La reprise doit aussi profiter aux travailleurs

Employés et syndicats ne veulent pas que les revendications faites à l’occasion de la Fête du Travail restent lettre morte. Ils exigent que la reprise économique profite à tous. Et un salaire minimum d’au moins 3000 francs par mois.

Ce contenu a été publié le 01 mai 2000 - 20:34

Plusieurs années de crises ont détérioré les conditions de travail et érodé le pouvoir d’achat des travailleurs, affirment les syndicats. Maintenant que la reprise semble enfin au rendez-vous, ils estiment donc que ces derniers doivent pouvoir profiter d’une compensation pour les sacrifices auxquels ils ont consenti.

Signe de la reprise: la main-d’oeuvre qualifiée commence déjà à manquer. Dans l’optique des syndicats, c’est par conséquent «le moment ou jamais» pour les employés de passer à l’offensive et de se battre pour leurs revendications.

Cette année, le 1er mai aura d’ailleurs été l’occasion de passer de la rhétorique à l’action. Ainsi, par exemple, une manifestation s’est tenue devant l’entreprise d’emballage et d’imprimerie Säuberlin & Pfeiffer, à Vevey, afin d’obtenir l’ouverture de négociations pour une convention collective de travail.

Une grève avait été initialement prévue.
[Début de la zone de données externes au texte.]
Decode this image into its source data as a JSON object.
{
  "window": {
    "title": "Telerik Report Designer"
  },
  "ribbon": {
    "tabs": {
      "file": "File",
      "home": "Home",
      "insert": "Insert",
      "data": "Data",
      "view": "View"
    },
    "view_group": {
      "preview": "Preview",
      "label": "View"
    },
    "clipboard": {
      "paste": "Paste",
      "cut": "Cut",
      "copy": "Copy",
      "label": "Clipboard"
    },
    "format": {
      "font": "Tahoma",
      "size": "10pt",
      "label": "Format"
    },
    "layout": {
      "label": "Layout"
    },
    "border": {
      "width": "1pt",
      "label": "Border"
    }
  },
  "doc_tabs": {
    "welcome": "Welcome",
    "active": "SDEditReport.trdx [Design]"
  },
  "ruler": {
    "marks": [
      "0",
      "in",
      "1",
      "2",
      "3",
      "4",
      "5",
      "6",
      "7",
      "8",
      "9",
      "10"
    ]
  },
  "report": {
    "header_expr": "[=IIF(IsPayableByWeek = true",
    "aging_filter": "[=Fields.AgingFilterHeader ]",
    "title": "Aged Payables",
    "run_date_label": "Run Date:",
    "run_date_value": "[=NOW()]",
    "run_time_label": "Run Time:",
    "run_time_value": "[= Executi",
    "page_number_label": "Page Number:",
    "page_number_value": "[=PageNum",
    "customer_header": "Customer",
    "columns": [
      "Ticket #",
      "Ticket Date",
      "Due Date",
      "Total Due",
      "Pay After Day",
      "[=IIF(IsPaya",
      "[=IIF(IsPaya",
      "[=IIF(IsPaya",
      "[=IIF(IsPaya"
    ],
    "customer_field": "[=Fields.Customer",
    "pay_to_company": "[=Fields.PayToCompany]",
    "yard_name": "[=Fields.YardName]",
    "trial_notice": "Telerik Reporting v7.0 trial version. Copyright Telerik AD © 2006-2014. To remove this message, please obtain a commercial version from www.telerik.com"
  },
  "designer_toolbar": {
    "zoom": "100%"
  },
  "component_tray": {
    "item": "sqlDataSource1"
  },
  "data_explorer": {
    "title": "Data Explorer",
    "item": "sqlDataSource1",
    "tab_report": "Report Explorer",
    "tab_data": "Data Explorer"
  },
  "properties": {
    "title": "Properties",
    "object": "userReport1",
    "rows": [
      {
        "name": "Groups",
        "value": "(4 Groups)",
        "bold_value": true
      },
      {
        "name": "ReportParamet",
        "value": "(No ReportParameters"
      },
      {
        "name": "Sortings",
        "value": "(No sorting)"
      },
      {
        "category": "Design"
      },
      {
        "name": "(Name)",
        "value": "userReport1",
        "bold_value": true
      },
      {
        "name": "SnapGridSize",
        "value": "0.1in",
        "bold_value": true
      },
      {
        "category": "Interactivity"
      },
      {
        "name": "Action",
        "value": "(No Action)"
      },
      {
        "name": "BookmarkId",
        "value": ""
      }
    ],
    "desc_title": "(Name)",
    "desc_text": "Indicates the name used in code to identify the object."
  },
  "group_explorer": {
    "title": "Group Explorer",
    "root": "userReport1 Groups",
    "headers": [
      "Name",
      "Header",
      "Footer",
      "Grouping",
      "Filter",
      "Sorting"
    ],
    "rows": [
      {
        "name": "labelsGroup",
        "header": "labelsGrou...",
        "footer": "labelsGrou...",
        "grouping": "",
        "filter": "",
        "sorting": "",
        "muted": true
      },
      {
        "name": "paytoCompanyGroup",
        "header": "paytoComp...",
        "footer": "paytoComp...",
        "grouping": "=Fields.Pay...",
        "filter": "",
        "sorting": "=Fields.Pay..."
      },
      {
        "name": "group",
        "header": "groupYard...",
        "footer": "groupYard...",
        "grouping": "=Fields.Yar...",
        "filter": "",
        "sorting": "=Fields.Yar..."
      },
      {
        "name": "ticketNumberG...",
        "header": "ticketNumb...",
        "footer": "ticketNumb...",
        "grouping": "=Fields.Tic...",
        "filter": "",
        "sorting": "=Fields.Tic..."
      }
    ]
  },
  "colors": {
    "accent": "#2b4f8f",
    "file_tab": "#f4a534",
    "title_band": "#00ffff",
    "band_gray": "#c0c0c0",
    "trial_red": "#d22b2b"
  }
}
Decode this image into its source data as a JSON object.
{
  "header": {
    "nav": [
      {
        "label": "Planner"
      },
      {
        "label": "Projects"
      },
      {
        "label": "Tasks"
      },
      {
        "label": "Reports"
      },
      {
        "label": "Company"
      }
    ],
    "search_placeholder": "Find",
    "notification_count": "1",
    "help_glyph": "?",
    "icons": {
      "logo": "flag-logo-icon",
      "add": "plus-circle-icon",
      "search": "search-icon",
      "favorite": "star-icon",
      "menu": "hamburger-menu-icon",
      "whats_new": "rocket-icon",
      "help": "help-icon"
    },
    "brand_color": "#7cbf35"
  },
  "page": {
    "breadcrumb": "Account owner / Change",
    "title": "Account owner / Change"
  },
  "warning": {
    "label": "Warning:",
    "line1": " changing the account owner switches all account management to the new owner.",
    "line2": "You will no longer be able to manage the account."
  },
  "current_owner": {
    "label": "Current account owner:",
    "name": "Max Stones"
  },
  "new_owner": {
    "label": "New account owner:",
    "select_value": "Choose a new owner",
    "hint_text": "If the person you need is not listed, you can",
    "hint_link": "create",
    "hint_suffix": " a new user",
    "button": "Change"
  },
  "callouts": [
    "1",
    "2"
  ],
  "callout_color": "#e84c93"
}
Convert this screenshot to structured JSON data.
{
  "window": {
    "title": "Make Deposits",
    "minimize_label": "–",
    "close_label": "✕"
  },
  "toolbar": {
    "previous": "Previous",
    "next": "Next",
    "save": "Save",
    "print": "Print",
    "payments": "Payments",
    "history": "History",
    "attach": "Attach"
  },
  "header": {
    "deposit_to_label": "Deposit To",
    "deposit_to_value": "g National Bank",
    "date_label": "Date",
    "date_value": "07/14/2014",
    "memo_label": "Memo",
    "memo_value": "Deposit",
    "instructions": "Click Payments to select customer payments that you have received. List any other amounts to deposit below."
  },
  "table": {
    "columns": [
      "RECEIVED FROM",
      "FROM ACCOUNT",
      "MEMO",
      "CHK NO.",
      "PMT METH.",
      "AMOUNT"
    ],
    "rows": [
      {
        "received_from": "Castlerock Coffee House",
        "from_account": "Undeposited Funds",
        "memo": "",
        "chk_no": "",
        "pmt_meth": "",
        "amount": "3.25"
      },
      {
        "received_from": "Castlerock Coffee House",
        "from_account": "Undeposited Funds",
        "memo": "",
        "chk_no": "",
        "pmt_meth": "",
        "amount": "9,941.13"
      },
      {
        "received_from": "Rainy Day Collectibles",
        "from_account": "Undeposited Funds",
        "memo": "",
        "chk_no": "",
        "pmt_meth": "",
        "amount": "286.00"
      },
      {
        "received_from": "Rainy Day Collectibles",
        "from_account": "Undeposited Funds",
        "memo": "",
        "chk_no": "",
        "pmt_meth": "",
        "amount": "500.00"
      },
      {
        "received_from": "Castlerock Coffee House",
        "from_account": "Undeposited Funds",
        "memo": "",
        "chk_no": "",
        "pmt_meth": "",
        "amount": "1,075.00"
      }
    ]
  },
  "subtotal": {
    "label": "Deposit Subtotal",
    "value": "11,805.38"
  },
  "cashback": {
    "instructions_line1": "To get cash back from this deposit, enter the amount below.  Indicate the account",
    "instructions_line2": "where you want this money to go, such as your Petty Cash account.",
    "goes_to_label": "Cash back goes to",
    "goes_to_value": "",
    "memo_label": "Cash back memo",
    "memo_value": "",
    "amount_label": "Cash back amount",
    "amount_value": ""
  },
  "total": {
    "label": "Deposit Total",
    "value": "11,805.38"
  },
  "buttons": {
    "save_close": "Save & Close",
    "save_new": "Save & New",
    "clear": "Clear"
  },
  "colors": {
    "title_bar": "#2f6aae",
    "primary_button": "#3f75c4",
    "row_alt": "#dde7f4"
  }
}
Les responsables de l’entreprise l’ont évitée en donnant congé au personnel. Mais une telle dérobade ne sera pas toujours possible. Selon l’analyse de l’Union syndicale suisse, les années de crises et la reprise économique ont accentué les mouvements de contestations ouvriers.

Du coup, les manifestations devraient devenir plus nombreuses. Même les grèves, qui ne sont pas vraiment ancrées dans la tradition helvétique, seront plus fréquentes, prédit Eric Decarro, président du Syndicat des services publics.

Les syndicats ne se battent toutefois pas seulement pour des questions salariales. Le président du Syndicat industrie et bâtiment (SIB), Vasco Pedrina, a appelé les quelque 2500 personnes réunies sur la Place fédérale, à Berne, à résister contre ceux qui veulent démanteler l’Etat social pour en faire un Etat «veilleur de nuit».

Le président du SIB s’en est également pris à la nouvelle économie et à son cortège de fusions, de privatisations d’entreprises publiques et de suppression d’emplois. A Bâle, le secrétaire du Syndicat FTMH, André Daguet, a lui aussi exhorté les syndicats et la gauche à se mobiliser contre la globalisation et à s’adapter au nouveau capitalisme, faute de disparaître au 21ème siècle.

S’exprimant à Berthoud, le ministre socialiste des transports et des communications, Moritz Leuenberger, a lui aussi recommandé aux syndicats de s’adapter au changement de structure du capitalisme. Il ne sert toutefois à rien de diaboliser le marché. Selon le ministre, tout le monde, y compris les socialistes, profite des baisses de tarifs des téléphones et de l’électricité issues de la libéralisation.